Geography
- Location: The Bronx, New York, United States
- Coordinates: 40°49′00″N 73°53′58″W﻿ / ﻿40.816606570616°N 73.89954078793602°W

Organization
- Type: General

Services
- Beds: 175

History
- Opened: 1963
- Closed: 1985

Links
- Lists: Hospitals in New York State
- Other links: List of hospitals in the Bronx

= Prospect Hospital =

Defunct hospital in The Bronx/NYC, subsequently a nursing home

Prospect Hospital on Kelly Street was a small private hospital in existence prior to the 175-bed seven-story private hospital located in The Bronx that opened at 730 Kelly Street in 1963 and closed in 1985, and is now a homeless shelter.

==History==
Prospect, which owned "15 brownstone buildings that are used for drug and alcohol rehabilitation and other social programs," was owned by a locally-born man, Dr. Jacob B. Freedman, who built it in 1963. The hospital was the linchpin of the now-landmarked South Bronx neighborhood, Longwood.

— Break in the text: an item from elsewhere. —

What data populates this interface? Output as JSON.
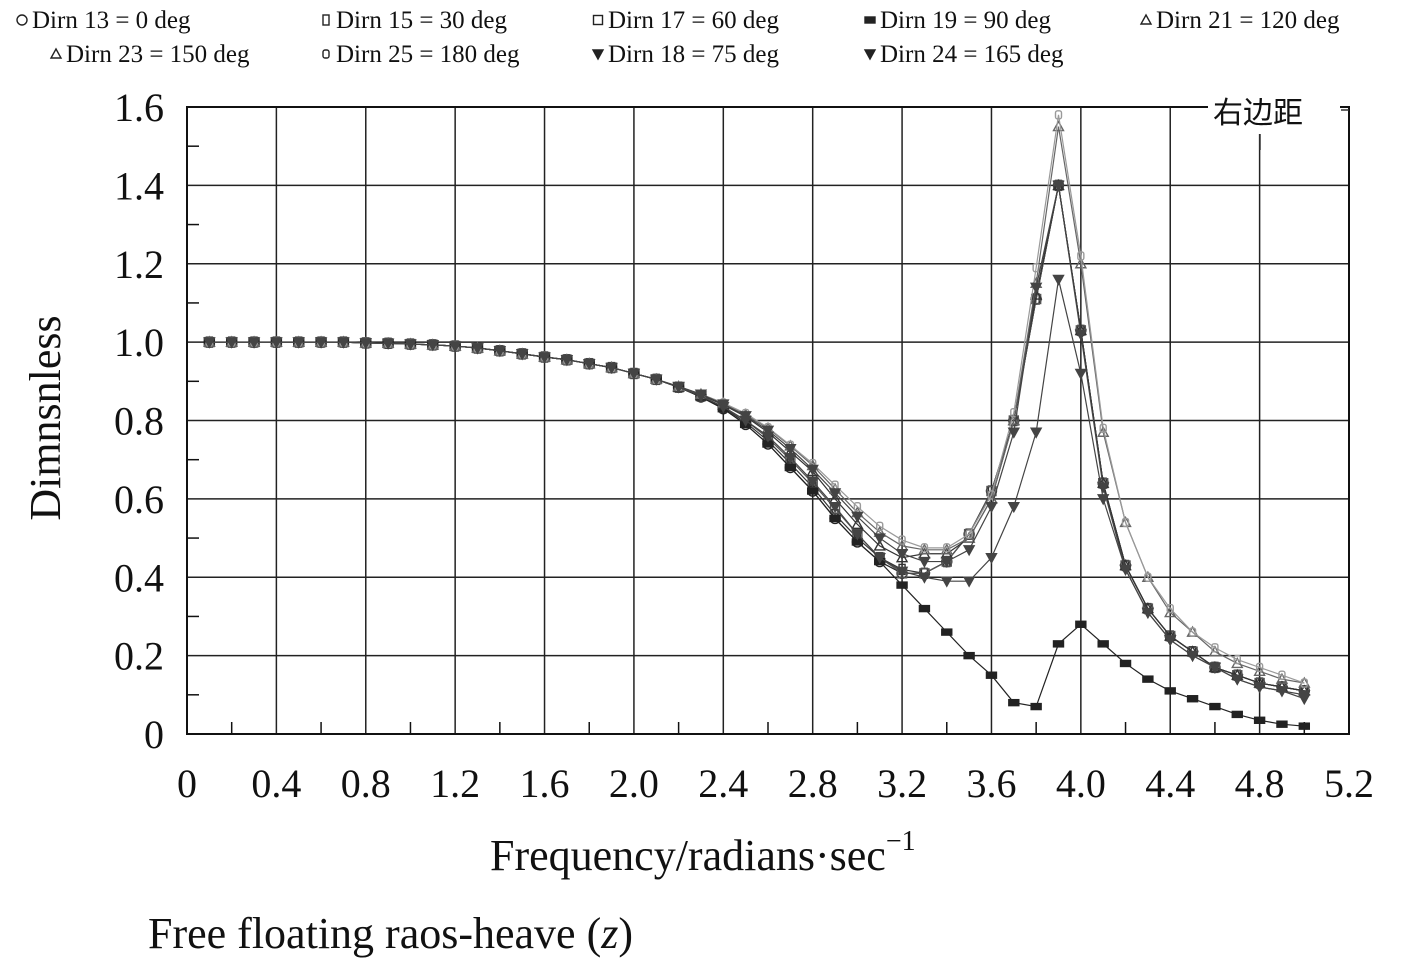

An attempt was made by a group of doctors to reopen, but it was not successful. The 175-bed seven-story facility was purchased to become "family inns" rather than being termed "homeless shelters" or "welfare hotels." The latter were described as "rooms that are often cramped and squalid." The building, located at 730 Kelly Street, was renamed Prospect Family Inn; one part of it is Prospect Family Nursery, a two-room "around the clock" setup "where parents in crisis can leave their children for up to 72 hours."

At another location, there was a predecessor medical facility "that traced its beginnings to 1919."